Eugene J. McGivney and Solomon S. Goldman, both of New Orleans, for appellee Pan American Life Ins. Co.
The New Orleans Compress Company, Inc., as lessee of the "Paragon Warehouse," impleaded J.C. Menefee, lessor's trustee in bankruptcy; Mrs. I.B. Katz, assignee of the rent of the leased premises; and the Pan American Life Insurance Company, seizing creditor of the United Warehouse Company, Limited, the owner of the warehouse, in order to determine which of the three is entitled to the rent that accrued since the seizure, amounting to $3,600, which it deposited in the registry of the court.
The trustee in bankruptcy answered, challenged the assignment to Mrs. Katz, and claimed that the entire fund should be turned over to him, reserving the rights of Mrs. Katz and the insurance company to proceed in due course in the bankruptcy proceedings.
Mrs. Katz answered, asserting that she advanced the sum of $4,200 to the United Warehouse Company, and, as security for the amount loaned, the company had assigned to her the monthly rentals on the "Paragon Warehouse"; and she also filed a plea of estoppel against the trustee on the ground that he had not filed his answer within ten days from service, in accordance with the requirements of the provisions of Act No. 123 of 1922.
The Pan American Life Insurance Company filed its answer, asserting its right to the fund on the ground that the accrued rent, since the seizure of the leased premises, went with the immovable property seized.
On these issues, the case went to trial and the lower court rendered judgment awarding the fund to the Pan American Life Insurance Company. Mrs. Katz and the trustee appealed suspensively from that judgment.
The facts as disclosed by the record show that the New Orleans Compress Company, Inc., leased from the United Warehouse Company, Limited, the premises known as the "Paragon Warehouse" at a rental consideration of $600 per month, and at the time of the filing of this proceeding it was indebted for the occupancy of said premises for the rent for the months of June, July, August, September, October, and November, 1933, aggregating $3,600; that, to secure advances made by it to Mrs. Katz, the United Warehouse Company executed, on the 15th day of January, 1932, an assignment of the rent thereafter due by the plaintiff for the occupancy of the "Paragon Warehouse"; that the Pan American Life Insurance Company held a note, dated May 27, 1925, secured by mortgage on the leased premises; and that, upon default of the lessor to pay the note according to its terms, the Pan American Life Insurance Company filed executory proceedings on the 19th day of March, 1933, under which a writ of seizure and sale was issued on May 25, 1933, and on the 30th of May, 1933, the notice of seizure and sale was recorded in the mortgage records of the parish of Orleans. On the following day, bankruptcy proceedings were instituted against the United Warehouse Company, Limited, and J.C. Menefee was appointed trustee. The property was adjudicated to the Pan American Life Insurance Company on February 1, 1934, for the sum of $5,000, leaving an unpaid mortgage indebtedness of approximately $15,000.

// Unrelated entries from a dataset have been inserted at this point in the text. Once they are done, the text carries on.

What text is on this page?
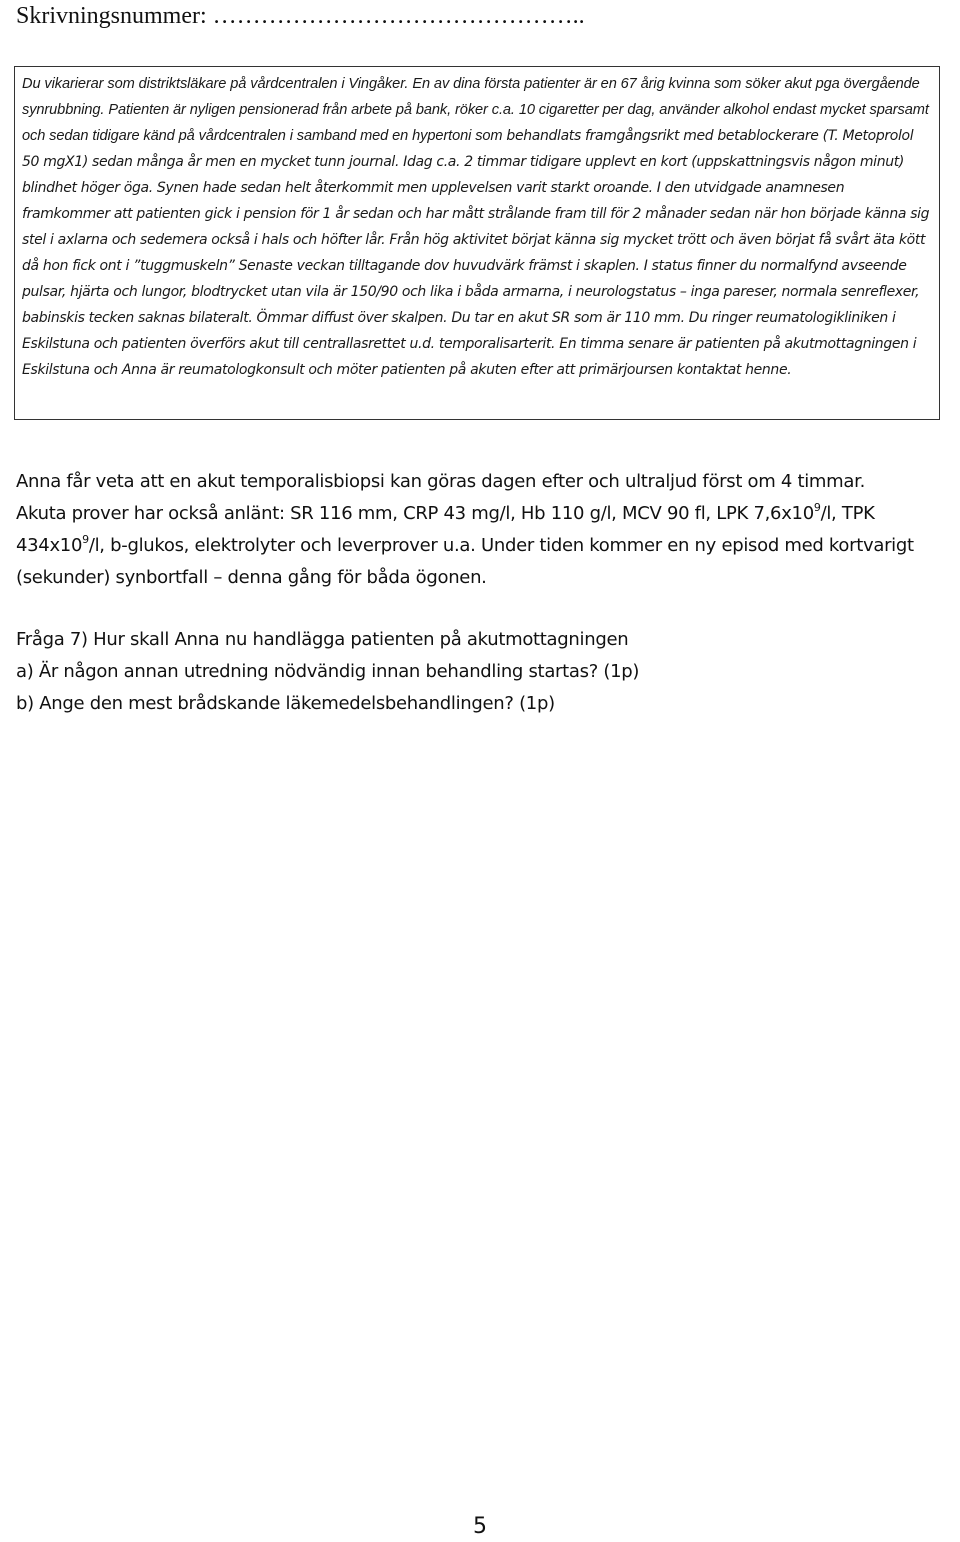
Skrivningsnummer: ………………………………………..

Du vikarierar som distriktsläkare på vårdcentralen i Vingåker. En av dina första patienter är en 67 årig kvinna som söker akut pga övergående synrubbning. Patienten är nyligen pensionerad från arbete på bank, röker c.a. 10 cigaretter per dag, använder alkohol endast mycket sparsamt och sedan tidigare känd på vårdcentralen i samband med en hypertoni som behandlats framgångsrikt med betablockerare (T. Metoprolol 50 mgX1) sedan många år men en mycket tunn journal. Idag c.a. 2 timmar tidigare upplevt en kort (uppskattningsvis någon minut) blindhet höger öga. Synen hade sedan helt återkommit men upplevelsen varit starkt oroande. I den utvidgade anamnesen framkommer att patienten gick i pension för 1 år sedan och har mått strålande fram till för 2 månader sedan när hon började känna sig stel i axlarna och sedemera också i hals och höfter lår. Från hög aktivitet börjat känna sig mycket trött och även börjat få svårt äta kött då hon fick ont i ”tuggmuskeln” Senaste veckan tilltagande dov huvudvärk främst i skaplen. I status finner du normalfynd avseende pulsar, hjärta och lungor, blodtrycket utan vila är 150/90 och lika i båda armarna, i neurologstatus – inga pareser, normala senreflexer, babinskis tecken saknas bilateralt. Ömmar diffust över skalpen. Du tar en akut SR som är 110 mm. Du ringer reumatologikliniken i Eskilstuna och patienten överförs akut till centrallasrettet u.d. temporalisarterit. En timma senare är patienten på akutmottagningen i Eskilstuna och Anna är reumatologkonsult och möter patienten på akuten efter att primärjoursen kontaktat henne.

Anna får veta att en akut temporalisbiopsi kan göras dagen efter och ultraljud först om 4 timmar.

Akuta prover har också anlänt: SR 116 mm, CRP 43 mg/l, Hb 110 g/l, MCV 90 fl, LPK $7,6x10^9/l$, TPK $434x10^9/l$, b-glukos, elektrolyter och leverprover u.a. Under tiden kommer en ny episod med kortvarigt (sekunder) synbortfall – denna gång för båda ögonen.

Fråga 7) Hur skall Anna nu handlägga patienten på akutmottagningen

a) Är någon annan utredning nödvändig innan behandling startas? (1p)

b) Ange den mest brådskande läkemedelsbehandlingen? (1p)

5
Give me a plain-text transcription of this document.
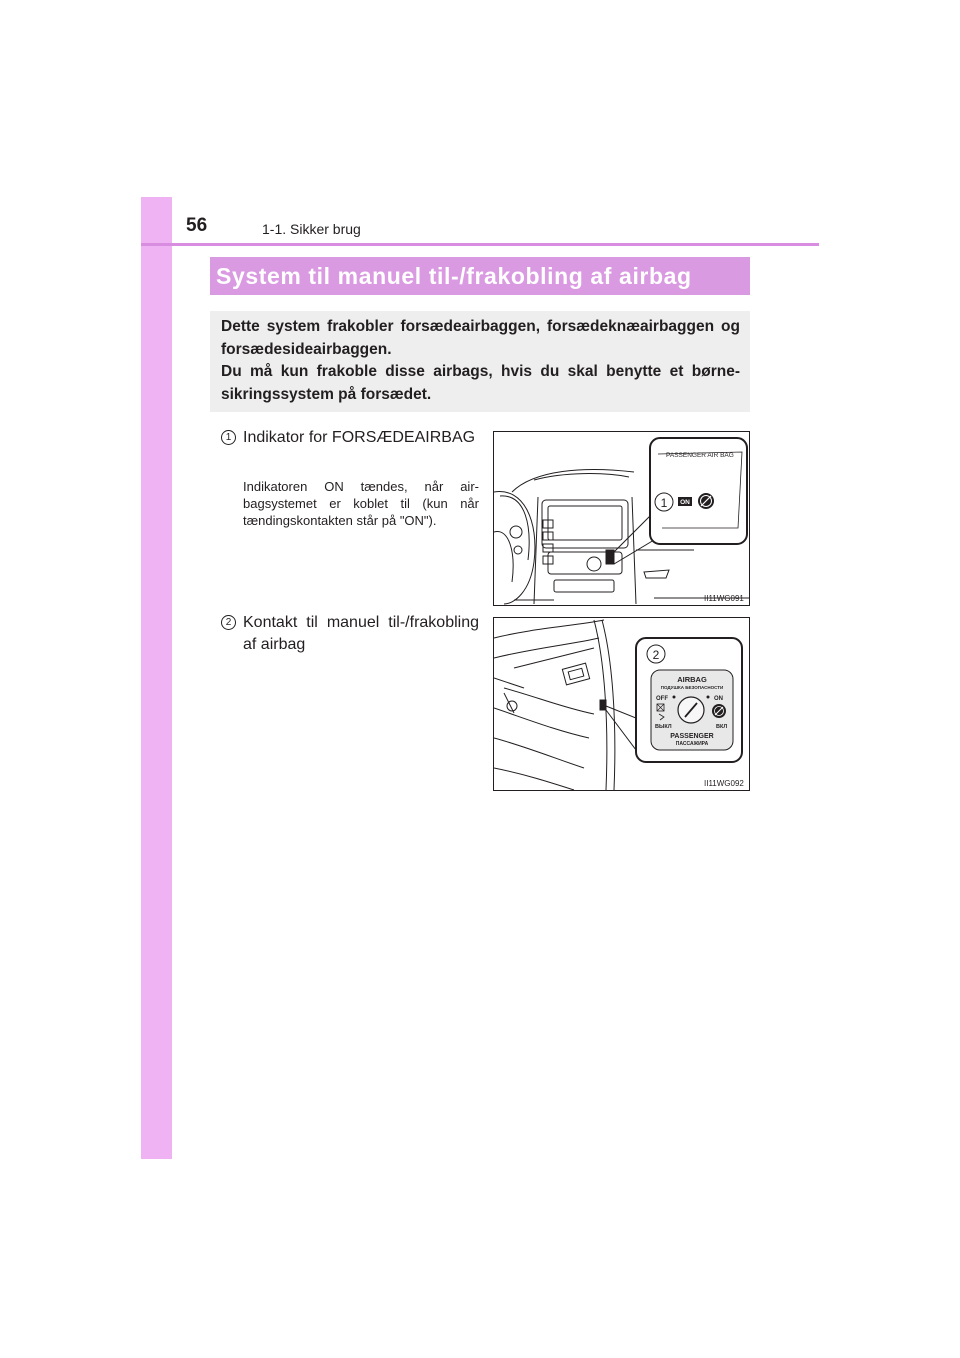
56	1-1. Sikker brug
System til manuel til-/frakobling af airbag

Dette system frakobler forsædeairbaggen, forsædeknæairbaggen og forsædesideairbaggen.

Du må kun frakoble disse airbags, hvis du skal benytte et børnesikringssystem på forsædet.

1 Indikator for FORSÆDEAIRBAG
Indikatoren ON tændes, når airbagsystemet er koblet til (kun når tændingskontakten står på "ON").
2 Kontakt til manuel til-/frakobling af airbag
PASSENGER AIR BAG
1 ON
II11WG091
2
AIRBAG
ПОДУШКА БЕЗОПАСНОСТИ
OFF	ON
ВЫКЛ	ВКЛ
PASSENGER
ПАССАЖИРА
II11WG092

It is the settled jurisprudence of the federal courts that, where the petition in a foreclosure proceeding is filed before the bankruptcy proceedings had been instituted, the state court retains its jurisdiction for the completion of the foreclosure proceeding. See McLoughlin v. Knop (D.C.) 214 F. 260.
In the case of Thompson v. Ratcliff, 45 La.Ann. 474, 12 So. 524, the owner of a plantation had granted a mortgage containing the pact de non alienando. Subsequently, he assigned all his rights to the rents under the lease to a third party, and, upon foreclosure of the mortgage by executory process and the issuance of the writ of seizure and sale, a contest arose between the seizing creditor and the assignee of the rents, thus presenting the identical issues as in this case between the Pan American Life Insurance Company, the seizing creditor, and Mrs. Katz, the assignee of the rents. This court disposed of that question in the following language:
"Defendant was the owner of this property, and was entitled to its use and to its rents and revenues up to the moment of seizure by his mortgage creditor. He had the same power to transfer these rights as he had to transfer the property itself, and in either case the transferee is entitled to the full benefit thereof up to the date of seizure."
It is provided in article 466 of the Revised Civil Code that "fruits of an immovable, gathered or produced while it is under seizure, are considered as making part thereof, and inure to the benefit of the person making the seizure," and in article 656 of the Code of Practice that, "when the sheriff seizes houses or lands, he must take at the same time all the rents, issues and revenue, which this property may yield."
In the case of Lamorere v. Cox, 32 La.Ann. 1045, 1048, the court said that "the right to receive the revenues of the property under seizure is a right that exists in favor of the seizing creditor from the moment of seizure and continues during its existence," and in the case of Townsend v. Jacob U. Payne Co. et al., 42 La.Ann. 909, 8 So. 626, 627, the court specifically held that "the rents, whether payable in money, or part of the crop when seized by the sheriff, inure to the benefit of the seizing creditor under the express provisions of the law." (Italics ours.)
We are of the opinion that rents, accruing while the property in controversy was under seizure, constitute fruits of the immovable within the meaning and contemplation of the provisions of article 466 of the Revised Civil Code, and consequently inure to the benefit of the seizing creditor; and that article 656 of the Code of Practice, which makes it the duty of the sheriff to take or collect the rents and revenues that the seized property may yield while being held under a writ of fieri facias, and article 725 of the Code of Practice, giving the same privileges in executory proceedings as in seizures under fieri facias, are complementary to and provide the means of enforcing the provisions of article 466 of the Revised Civil Code.
For the reasons assigned, the judgment of the lower court is affirmed.